Memory; Perceptual limits;
Categorization; Schemata; Data reduction.

   

    All information we receive (input) is processed in memory, and behavior (output) is closely related to that process. We can distinguish two interrelated levels in memory:
   
a) Short-term memory dealing with data as they come in ('first perceptions'). It holds data for ~30secs or less.
   
b) Long-term memory dealing with existing data (more than ~30secs. 'old').
The implicit knowledge rules effect the translation from short-term to long-term memory; in other words they make understanding possible.

    The human mind is a limited capacity system (it has limited channel capacity, in Information Theory terms.) In other words, there is a limit to the amount of information that can be processed before we have an "overflow". This limit to the rate of information that short-term memory can deal with is expressed by:
   
Miller's 7±2 rule: A maximum of only 7±2 unrelated / unpatterned / random events out of a uni-dimensional continuum can be stored in short-term memory. This means that the complexity of the outside world has to be somehow reduced to become perceptually meaningful. Music would be impossible without some sort of data reduction. Implicit rules have evolved to help us deal with this 'data overload' by abstracting criterial attributes (essential aspects) from some input relative to existing schemata (knowledge structures.)

If we apply Miller's rule to music perception we can easily see that, since the accuracy with which perception can resolve sound (in terms of JNDs) is high enough to allow for practically infinite possibilities, the musical systems we invent must involve parameters -beyond JNDs- that reflect this need for data reduction, and processes that allow for maximum variety (maximum possible combinations) within the resulting set of reduced data. 

    Data reduction: A process that takes the infinite variability of the world and reduces it so that it can be workable by the short-term memory. The term actually refers not so much to actual elimination of individual pieces of information but to a reduction in complexity / randomness / uncertainty, and an increase in predictability based on finding redundancies. It refers to the organization / patterning of random information into larger units (categories).
    Categories:
As it has been argued by Jerome Brunner, categories are psychological constructs, connected to the idea of data reduction.
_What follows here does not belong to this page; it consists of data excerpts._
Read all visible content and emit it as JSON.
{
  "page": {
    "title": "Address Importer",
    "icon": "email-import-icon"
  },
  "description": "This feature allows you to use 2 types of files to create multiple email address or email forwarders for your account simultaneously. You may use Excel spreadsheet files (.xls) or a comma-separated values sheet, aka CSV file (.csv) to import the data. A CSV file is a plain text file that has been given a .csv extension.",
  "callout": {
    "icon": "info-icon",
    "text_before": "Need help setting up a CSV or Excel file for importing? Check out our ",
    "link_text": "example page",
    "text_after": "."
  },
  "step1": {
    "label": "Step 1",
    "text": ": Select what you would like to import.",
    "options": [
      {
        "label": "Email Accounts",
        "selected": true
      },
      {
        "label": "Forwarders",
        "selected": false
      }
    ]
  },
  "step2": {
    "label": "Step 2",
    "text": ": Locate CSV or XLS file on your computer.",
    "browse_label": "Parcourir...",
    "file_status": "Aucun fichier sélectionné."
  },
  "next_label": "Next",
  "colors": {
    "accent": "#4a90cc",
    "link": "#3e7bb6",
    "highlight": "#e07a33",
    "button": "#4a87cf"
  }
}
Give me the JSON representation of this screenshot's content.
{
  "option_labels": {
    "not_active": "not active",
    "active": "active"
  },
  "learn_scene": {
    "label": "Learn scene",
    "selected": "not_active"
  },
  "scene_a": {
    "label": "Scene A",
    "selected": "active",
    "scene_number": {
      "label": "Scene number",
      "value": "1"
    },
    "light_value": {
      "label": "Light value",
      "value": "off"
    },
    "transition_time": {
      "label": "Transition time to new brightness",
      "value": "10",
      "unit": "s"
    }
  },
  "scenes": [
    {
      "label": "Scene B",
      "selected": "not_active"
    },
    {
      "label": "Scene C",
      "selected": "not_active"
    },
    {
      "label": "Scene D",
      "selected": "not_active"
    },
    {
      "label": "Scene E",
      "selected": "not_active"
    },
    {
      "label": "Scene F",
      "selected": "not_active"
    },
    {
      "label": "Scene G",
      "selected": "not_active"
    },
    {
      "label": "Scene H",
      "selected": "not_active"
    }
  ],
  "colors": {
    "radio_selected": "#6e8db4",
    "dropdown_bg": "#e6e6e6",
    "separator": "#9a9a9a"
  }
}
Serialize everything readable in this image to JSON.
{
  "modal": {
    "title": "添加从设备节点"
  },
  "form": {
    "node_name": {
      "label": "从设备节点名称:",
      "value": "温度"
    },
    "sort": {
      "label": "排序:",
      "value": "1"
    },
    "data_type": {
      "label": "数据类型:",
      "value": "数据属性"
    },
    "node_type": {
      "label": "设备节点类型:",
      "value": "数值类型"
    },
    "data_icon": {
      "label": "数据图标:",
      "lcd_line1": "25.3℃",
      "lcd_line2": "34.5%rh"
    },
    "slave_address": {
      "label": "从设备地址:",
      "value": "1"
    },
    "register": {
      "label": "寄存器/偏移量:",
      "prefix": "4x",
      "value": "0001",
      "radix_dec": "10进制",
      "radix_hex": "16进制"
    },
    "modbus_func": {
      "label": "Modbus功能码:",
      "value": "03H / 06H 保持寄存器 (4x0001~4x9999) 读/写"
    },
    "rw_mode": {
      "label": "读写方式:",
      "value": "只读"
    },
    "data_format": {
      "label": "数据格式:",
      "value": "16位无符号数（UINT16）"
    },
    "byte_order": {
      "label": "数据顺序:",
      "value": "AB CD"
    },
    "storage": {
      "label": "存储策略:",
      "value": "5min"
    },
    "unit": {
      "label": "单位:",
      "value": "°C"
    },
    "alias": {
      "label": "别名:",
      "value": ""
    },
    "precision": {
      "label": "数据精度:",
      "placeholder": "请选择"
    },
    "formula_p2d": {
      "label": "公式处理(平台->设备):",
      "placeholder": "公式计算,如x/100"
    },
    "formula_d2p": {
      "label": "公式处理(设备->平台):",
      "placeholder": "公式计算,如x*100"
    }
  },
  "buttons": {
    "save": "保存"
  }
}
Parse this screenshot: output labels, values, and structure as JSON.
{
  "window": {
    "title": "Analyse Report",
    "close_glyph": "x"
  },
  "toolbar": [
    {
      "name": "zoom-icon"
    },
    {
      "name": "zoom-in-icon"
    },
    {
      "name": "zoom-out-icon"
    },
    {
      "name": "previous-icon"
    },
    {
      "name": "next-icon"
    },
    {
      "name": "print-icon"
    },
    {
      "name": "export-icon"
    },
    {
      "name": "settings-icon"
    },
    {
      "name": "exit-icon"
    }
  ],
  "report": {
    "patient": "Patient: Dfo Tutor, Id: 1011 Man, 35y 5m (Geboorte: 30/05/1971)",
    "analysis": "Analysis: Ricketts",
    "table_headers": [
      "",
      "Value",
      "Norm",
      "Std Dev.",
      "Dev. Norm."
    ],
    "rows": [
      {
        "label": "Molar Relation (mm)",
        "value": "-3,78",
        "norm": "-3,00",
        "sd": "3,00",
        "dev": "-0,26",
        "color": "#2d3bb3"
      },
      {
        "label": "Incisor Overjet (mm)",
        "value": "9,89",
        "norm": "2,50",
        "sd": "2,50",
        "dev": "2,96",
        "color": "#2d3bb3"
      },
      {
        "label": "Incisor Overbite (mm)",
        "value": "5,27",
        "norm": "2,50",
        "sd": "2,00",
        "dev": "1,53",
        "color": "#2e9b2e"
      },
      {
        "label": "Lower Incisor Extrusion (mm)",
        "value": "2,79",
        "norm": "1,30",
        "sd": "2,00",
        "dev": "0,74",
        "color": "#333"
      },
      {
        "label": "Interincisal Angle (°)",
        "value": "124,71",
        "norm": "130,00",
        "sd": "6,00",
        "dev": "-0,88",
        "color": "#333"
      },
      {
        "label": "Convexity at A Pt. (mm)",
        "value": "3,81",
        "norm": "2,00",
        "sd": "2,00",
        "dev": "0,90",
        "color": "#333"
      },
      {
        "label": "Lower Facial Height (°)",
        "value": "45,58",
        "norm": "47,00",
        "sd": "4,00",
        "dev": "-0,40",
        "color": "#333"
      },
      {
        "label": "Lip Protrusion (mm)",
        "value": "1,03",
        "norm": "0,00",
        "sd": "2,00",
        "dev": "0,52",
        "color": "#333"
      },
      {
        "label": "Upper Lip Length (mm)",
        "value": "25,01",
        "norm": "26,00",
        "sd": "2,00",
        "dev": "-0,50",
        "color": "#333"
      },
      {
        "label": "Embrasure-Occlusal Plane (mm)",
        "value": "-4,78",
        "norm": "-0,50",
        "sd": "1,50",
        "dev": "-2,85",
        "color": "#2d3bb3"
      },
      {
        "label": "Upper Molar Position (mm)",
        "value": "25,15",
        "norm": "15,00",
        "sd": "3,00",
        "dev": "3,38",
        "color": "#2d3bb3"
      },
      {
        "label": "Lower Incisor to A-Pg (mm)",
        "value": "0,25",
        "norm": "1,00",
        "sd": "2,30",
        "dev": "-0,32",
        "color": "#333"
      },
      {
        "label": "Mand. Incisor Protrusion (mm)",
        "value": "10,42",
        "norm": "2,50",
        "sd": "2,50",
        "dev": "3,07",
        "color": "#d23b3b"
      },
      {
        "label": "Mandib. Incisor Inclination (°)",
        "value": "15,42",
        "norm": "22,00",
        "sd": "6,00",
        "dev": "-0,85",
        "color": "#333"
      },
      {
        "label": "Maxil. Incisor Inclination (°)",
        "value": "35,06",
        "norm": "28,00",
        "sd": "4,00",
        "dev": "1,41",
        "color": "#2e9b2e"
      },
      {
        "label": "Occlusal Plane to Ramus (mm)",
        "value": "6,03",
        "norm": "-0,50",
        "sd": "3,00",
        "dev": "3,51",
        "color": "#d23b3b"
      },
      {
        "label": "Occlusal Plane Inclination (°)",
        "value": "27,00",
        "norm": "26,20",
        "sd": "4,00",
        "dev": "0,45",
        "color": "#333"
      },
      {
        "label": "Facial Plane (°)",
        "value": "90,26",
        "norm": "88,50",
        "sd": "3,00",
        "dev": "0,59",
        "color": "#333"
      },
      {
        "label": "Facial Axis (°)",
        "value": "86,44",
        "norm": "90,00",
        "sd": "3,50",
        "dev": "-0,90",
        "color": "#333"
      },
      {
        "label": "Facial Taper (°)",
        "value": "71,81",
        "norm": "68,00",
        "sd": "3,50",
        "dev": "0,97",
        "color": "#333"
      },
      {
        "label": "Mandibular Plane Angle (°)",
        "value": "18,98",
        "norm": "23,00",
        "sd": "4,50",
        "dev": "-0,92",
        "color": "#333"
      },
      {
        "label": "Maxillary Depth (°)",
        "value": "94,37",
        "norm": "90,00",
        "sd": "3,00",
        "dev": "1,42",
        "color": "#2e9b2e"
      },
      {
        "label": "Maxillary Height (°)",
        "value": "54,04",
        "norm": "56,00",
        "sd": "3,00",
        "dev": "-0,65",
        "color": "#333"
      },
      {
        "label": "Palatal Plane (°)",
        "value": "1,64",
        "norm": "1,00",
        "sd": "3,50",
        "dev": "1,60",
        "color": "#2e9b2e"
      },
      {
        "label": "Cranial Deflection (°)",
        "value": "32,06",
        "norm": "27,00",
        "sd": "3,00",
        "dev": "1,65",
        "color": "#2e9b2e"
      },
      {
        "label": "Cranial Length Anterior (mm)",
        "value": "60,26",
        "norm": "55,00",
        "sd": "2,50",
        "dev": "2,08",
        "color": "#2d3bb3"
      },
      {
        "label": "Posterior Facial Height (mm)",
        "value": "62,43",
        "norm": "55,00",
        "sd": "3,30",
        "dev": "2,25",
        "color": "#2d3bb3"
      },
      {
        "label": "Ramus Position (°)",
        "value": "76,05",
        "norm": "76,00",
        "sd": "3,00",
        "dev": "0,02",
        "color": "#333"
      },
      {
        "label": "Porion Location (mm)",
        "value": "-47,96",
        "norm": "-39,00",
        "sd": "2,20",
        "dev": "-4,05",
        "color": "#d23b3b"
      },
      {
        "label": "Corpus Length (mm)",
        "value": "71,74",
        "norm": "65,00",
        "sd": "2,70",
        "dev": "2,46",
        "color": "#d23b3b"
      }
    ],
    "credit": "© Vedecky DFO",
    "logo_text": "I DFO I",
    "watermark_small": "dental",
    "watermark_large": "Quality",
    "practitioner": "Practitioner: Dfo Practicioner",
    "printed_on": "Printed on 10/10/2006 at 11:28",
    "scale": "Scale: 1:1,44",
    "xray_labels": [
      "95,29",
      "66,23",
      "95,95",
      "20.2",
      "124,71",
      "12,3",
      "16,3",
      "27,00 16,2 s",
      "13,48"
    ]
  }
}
Large number of data can be enveloped in a single category which is then understood in terms of the criterial attributes that link these data into a unit.
(
Criterial attribute: An attribute whose presence is necessary to the existence of a category).
Categories can be
multidimensional (meaning not only that they may incorporate many criterial attributes but that those attributes may also be interrelated.) This is why categories can vary in more than one dimensions (attributes) simultaneously without loosing their identity.